If two time series follow a GARCH process, and a third is a linear combination of them, is the third also GARCH process?
Answer
I think there are a lot of different ways to specify this problem. For simplicity, consider independent Garch processes $$ r_{1,t} \sim N\left(0,\sigma_{1,t}^{2}\right) $$ $$ \sigma_{1,t}^{2} = \beta_{1,1}+\beta_{1,2}\varepsilon_{1,t-1}^{2}+\beta_{1,3}\sigma_{1,t-1}^{2} $$ and $$ r_{2,t} \sim N\left(0,\sigma_{2,t}^{2}\right) $$ $$ \sigma_{2,t}^{2} = \beta_{2,1}+\beta_{2,2}\varepsilon_{2,t-1}^{2}+\beta_{2,3}\sigma_{2,t-1}^{2} $$ where $\left[\begin{array}{cc} \varepsilon_{1,t} & \varepsilon_{2,t}\end{array}\right]\sim N\left(0,\left[\begin{array}{cc} 1 & 0\\ 0 & 1 \end{array}\right]\right)$.

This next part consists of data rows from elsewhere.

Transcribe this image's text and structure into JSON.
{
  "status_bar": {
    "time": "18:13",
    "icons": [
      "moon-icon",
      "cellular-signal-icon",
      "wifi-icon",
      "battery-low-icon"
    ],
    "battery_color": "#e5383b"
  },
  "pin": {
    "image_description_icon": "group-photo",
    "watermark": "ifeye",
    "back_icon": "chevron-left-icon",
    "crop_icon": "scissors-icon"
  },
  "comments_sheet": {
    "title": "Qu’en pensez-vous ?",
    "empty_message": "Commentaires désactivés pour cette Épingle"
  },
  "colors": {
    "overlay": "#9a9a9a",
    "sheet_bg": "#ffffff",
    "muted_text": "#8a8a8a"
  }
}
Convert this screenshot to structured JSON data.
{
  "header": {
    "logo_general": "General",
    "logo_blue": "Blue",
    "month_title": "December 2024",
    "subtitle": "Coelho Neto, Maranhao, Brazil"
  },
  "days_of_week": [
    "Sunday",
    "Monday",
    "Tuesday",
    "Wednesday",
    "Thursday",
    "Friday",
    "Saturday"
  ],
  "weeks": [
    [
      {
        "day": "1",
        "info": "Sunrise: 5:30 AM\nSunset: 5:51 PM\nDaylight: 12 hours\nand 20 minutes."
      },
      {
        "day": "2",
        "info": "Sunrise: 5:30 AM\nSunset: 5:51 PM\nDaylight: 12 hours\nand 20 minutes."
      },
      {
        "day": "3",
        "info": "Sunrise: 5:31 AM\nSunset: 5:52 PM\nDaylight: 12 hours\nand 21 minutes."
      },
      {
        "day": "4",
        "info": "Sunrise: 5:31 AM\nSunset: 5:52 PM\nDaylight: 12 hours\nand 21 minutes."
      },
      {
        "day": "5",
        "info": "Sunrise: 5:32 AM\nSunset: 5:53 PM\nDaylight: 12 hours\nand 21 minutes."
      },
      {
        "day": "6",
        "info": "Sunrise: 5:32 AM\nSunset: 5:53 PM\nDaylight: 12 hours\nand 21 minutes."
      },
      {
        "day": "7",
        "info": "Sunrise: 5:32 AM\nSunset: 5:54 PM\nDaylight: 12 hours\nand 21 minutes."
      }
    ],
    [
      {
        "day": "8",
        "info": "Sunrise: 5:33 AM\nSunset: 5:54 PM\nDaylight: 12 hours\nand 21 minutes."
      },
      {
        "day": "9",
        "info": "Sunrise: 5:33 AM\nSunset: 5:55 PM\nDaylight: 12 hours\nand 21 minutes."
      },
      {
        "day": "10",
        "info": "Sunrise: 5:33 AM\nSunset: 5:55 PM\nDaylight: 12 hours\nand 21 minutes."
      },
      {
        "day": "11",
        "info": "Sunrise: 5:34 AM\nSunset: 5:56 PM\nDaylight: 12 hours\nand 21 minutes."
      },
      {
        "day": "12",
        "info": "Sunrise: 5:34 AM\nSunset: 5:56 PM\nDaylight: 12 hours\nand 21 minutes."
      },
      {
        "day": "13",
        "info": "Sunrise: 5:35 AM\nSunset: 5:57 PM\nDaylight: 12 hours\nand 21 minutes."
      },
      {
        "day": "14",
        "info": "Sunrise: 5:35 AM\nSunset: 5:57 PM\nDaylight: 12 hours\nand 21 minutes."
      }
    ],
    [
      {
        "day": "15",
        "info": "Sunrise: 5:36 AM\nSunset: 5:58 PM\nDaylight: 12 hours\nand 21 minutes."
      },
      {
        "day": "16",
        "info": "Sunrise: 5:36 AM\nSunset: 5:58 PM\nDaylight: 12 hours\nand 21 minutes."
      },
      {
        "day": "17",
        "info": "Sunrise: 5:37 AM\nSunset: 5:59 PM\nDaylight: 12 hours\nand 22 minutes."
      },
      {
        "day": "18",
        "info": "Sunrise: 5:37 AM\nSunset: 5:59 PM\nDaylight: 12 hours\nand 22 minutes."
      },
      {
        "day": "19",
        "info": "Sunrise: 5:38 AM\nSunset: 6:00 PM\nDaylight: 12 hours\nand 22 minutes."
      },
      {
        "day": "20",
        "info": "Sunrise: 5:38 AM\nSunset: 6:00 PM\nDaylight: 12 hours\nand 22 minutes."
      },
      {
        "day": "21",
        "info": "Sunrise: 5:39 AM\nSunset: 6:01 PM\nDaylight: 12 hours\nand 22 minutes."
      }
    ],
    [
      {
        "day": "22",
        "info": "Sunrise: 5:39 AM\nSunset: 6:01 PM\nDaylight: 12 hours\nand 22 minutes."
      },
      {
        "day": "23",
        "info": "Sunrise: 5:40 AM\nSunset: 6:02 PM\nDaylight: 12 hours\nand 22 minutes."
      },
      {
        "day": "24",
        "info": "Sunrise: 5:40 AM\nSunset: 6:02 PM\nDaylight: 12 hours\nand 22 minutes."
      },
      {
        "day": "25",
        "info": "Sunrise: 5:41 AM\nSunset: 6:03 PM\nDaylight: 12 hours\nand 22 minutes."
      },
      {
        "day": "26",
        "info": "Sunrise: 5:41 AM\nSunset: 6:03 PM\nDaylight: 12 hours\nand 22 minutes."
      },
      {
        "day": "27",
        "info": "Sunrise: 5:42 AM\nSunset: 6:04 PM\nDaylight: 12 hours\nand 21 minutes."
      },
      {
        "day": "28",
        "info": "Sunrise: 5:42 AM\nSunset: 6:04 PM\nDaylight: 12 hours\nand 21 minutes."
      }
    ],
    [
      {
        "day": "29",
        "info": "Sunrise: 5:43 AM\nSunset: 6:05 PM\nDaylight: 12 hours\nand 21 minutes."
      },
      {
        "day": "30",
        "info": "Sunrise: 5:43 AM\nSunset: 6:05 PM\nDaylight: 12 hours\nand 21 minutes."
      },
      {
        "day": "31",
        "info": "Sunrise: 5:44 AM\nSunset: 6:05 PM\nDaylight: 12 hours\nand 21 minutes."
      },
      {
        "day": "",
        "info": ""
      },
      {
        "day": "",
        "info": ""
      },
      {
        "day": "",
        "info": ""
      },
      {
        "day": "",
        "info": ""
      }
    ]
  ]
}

In this case, the linear combination equals $$ r_{3,t} = \alpha_{1}r_{1,t}+\alpha_{2}r_{2,t} \sim N\left(0,\alpha_{1}^{2}\sigma_{1,t}^{2}+\alpha_{2}^{2}\sigma_{2,t}^{2}\right) $$
Assuming the coefficients in the Garch equations are constrained to be positive and sum to less than or equal to one on the lagged values, then $r_{3,t}$ will also follow a Garch process as a result of inheriting the Garch variances of the other variables.